President Barzani welcomes the German Parliament's classification of ISIS crimes against the Yezidis as genocide

Jan 23 2023

ARK News… President Masoud Barzani on Saturday welcomed the decision of the German Parliament (Bundestag) to classify ISIS crimes against the Yezidis as "genocide."

The German parliament, the Bundestag, approved a memorandum classifying what ISIS committed against the Yezidis as "genocide," and recommended a series of assistance measures for the Yezidis.

President Masoud Barzani wrote on his Twitter account that the Bundestag's decision to recognize the genocide against the Yazidi Kurds is "extremely appreciated and proud."

"We renew our gratitude to Germany and call on our other Western allies to take similar measures, to classify these atrocities as acts of genocide," he added.

The text of the German parliament's decision stated that "the primary goal of ISIS was the complete elimination of the Yazidi community," adding, "More than 5,000 Yazidis were tortured and brutally killed by ISIS, especially in 2014."

The decision indicated that the Yezidi men were "forced to convert (their religion), and in the event of refusal, they were immediately executed or deported and turned into forced labor slaves."

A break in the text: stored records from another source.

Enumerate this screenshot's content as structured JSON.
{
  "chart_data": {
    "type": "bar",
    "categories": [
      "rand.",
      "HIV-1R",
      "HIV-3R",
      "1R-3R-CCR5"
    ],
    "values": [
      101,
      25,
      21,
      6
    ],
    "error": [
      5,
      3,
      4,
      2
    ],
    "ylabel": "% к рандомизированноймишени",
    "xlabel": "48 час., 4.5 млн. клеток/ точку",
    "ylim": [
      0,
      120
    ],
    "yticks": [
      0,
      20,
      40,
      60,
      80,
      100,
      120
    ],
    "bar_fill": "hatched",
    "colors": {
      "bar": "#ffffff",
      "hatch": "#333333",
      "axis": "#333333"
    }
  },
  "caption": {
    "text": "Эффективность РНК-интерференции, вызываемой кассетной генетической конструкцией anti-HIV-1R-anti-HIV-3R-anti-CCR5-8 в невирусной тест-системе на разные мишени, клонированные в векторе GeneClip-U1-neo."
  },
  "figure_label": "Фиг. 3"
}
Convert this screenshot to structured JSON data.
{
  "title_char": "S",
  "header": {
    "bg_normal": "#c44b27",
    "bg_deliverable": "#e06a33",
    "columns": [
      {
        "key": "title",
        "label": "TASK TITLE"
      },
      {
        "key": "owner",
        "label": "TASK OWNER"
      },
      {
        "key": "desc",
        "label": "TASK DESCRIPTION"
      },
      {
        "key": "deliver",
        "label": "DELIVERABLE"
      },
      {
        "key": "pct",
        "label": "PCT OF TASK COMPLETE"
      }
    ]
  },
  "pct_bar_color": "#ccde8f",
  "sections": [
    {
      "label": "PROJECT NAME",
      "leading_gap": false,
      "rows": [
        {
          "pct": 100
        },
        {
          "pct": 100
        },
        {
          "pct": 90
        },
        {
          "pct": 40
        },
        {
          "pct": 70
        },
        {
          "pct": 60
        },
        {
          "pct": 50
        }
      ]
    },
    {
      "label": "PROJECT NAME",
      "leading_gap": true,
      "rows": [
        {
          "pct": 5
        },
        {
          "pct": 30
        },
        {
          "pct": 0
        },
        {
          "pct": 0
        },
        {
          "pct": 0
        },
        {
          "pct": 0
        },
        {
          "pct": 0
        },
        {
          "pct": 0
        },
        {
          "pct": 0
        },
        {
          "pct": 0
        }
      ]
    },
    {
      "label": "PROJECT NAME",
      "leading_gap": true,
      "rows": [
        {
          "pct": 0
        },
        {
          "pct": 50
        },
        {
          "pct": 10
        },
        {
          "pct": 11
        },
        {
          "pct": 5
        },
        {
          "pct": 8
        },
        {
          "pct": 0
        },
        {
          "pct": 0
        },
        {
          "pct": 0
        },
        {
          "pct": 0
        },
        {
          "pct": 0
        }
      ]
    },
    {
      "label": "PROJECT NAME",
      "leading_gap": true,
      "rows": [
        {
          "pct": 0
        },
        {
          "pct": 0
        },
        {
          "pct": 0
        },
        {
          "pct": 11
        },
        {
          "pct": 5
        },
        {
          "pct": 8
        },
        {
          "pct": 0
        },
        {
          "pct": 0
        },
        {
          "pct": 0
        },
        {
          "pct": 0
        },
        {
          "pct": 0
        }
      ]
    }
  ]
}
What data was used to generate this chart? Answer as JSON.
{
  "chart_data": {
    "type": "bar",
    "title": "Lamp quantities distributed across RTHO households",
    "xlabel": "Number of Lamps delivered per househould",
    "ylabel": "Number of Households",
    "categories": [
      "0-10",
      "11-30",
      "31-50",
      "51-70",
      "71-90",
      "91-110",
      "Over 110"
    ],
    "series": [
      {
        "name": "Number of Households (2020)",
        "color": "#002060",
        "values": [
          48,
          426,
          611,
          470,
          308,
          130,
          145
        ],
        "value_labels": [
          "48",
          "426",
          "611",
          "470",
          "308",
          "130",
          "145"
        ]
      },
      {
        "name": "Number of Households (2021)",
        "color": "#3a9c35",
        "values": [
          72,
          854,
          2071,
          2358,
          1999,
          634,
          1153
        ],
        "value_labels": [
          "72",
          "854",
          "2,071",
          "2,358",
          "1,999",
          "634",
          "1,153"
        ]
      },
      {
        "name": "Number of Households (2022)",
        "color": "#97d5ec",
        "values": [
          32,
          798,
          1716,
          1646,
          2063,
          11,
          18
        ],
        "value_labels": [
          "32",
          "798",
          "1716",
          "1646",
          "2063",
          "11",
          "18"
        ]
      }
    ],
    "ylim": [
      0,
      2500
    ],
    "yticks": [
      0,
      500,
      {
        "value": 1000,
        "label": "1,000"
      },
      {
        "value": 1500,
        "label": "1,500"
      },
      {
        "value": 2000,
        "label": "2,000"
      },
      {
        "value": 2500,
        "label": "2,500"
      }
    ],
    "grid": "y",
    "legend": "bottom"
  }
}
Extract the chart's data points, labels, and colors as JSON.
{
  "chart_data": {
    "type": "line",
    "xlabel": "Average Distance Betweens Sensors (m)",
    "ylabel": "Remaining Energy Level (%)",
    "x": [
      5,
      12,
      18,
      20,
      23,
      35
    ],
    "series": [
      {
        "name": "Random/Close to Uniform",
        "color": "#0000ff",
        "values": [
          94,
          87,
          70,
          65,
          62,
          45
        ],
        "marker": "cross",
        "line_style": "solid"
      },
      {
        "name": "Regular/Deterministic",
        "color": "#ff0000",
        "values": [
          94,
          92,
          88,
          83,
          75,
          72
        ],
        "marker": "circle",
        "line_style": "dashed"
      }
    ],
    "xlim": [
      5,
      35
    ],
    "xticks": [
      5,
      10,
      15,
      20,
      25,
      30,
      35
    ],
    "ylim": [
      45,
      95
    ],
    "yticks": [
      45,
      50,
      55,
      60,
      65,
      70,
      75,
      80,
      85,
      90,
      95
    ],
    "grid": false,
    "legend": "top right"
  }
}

Girls and women were subjected to "enslavement, rape, and sale," as the parliamentary memorandum adds, which indicates that "sexual violence ... aims to strip communities of their humanity, humiliate and fragment them," and therefore, "Parliament (Bundestag) considers the crimes committed against the Yezidi community genocide."

Belgium, Australia, and the Netherlands have already recognized the genocide against the Yazidis.

The decision of the German Parliament stipulates a series of demands directed at the German government, from prosecutions against suspects in Germany, financial support, as well as evidence collection in Iraq, to the rebuilding of destroyed Yazidi housing complexes.

Germany, which has the largest Yazidi community in the world, is one of the few countries that has pursued a judicial process regarding the practices of the "ISIS" organization against the Yazidis.

Last November, the German judiciary convicted an Iraqi of committing "massacres of genocide" against the Yazidis, at a time when a German woman suspected of belonging to the "ISIS" organization is being tried for persecuting and enslaving a Yazidi woman.

A special UN investigation team announced in May 2021 that it had collected "clear and convincing evidence" that ISIS had committed genocide against the Yazidis.